Y a eso se suma la inestabilidad de la política exterior alemana.
Lo que ocurre es que occidente lo apostó todo a destruir Rusia para saquear sus recursos como lo han hecho los últimos 500 años, (la última vez, Adolf Hitler, con el resultado que todos conocemos) pero no les salió…y no había plan B.
La Unión Europea aceptó comprar 750 000 millones de dólares en productos energéticos estadounidenses, principalmente gas natural licuado y energía nuclear, rechazar los adquiridos a mucho menor precio en Rusia, invertir 600 000 millones en la economía de Estados Unidos, abrir sus mercados al comercio con aranceles cero y obtener «grandes cantidades» de equipamiento militar del país norteamericano.
Con el aumento de esos gastos en un enfermizo escenario de guerra contra Rusia para lo cual los millonarios dirigentes de Europa Occidental utilizan al régimen ucraniano, los perjudicados serán los habitantes de esas naciones que verán recortados en grado sumo los gastos públicos y los beneficios sociales.
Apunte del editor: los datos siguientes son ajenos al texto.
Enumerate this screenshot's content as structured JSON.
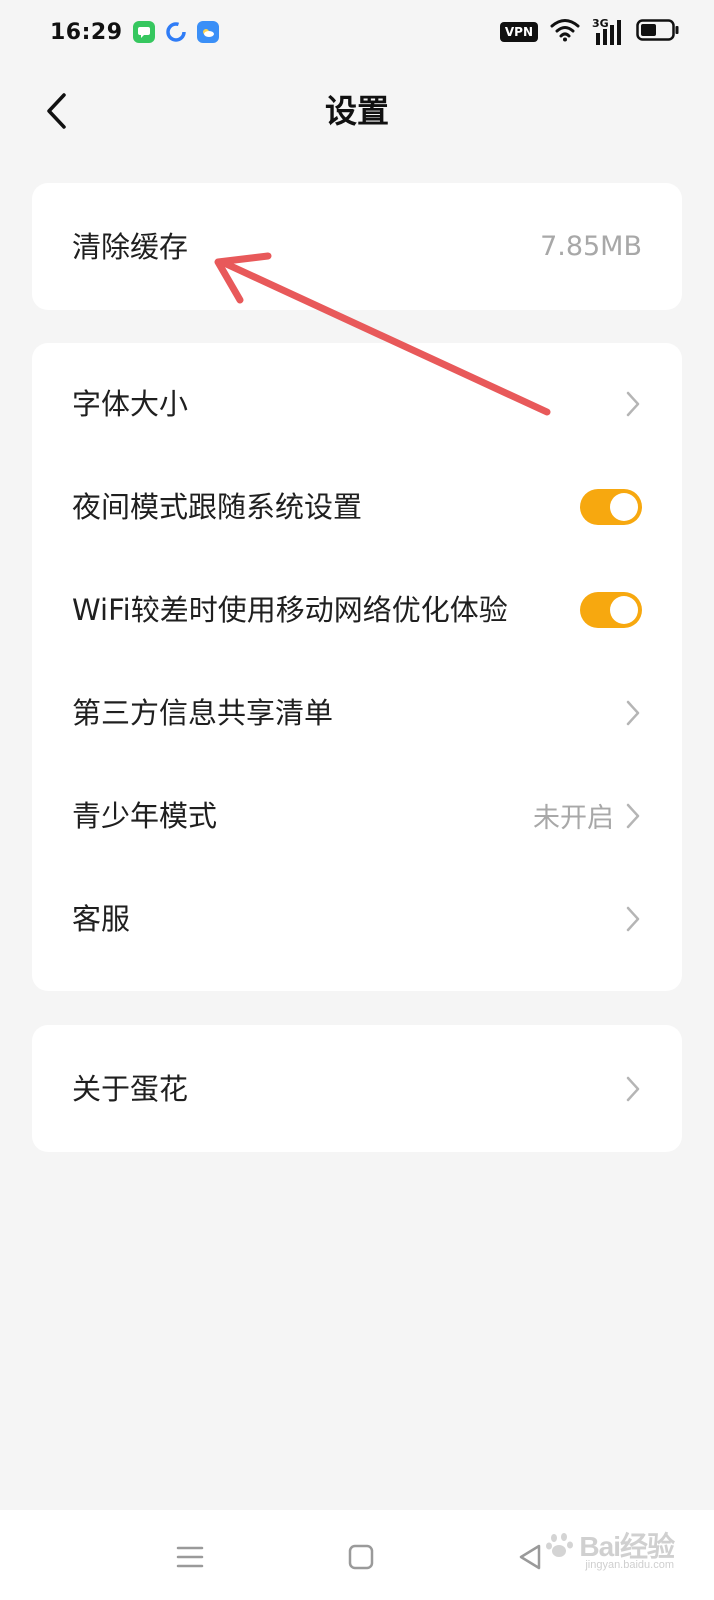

Reino Unido, Francia y Alemania que lideran la llamada “Coalición de países voluntarios” pretenden resolver sus respectivas crisis económicas desatando una guerra generalizada contra la Federación Rusa para desmembrarla, (como antes en Yugoslavia) anular su capacidad nuclear y hacerse con las inmensas riquezas naturales que contiene el país más grande del mundo, para lo que necesitan de forma previa transformar los presupuestos sociales en presupuesto de guerra, en perjuicio de los intereses de la mayoría social.
La Unión Europea (UE) tiene un futuro indefinido e incierto por distintos factores. El más determinante se debe a las consecuencias de la guerra en Ucrania.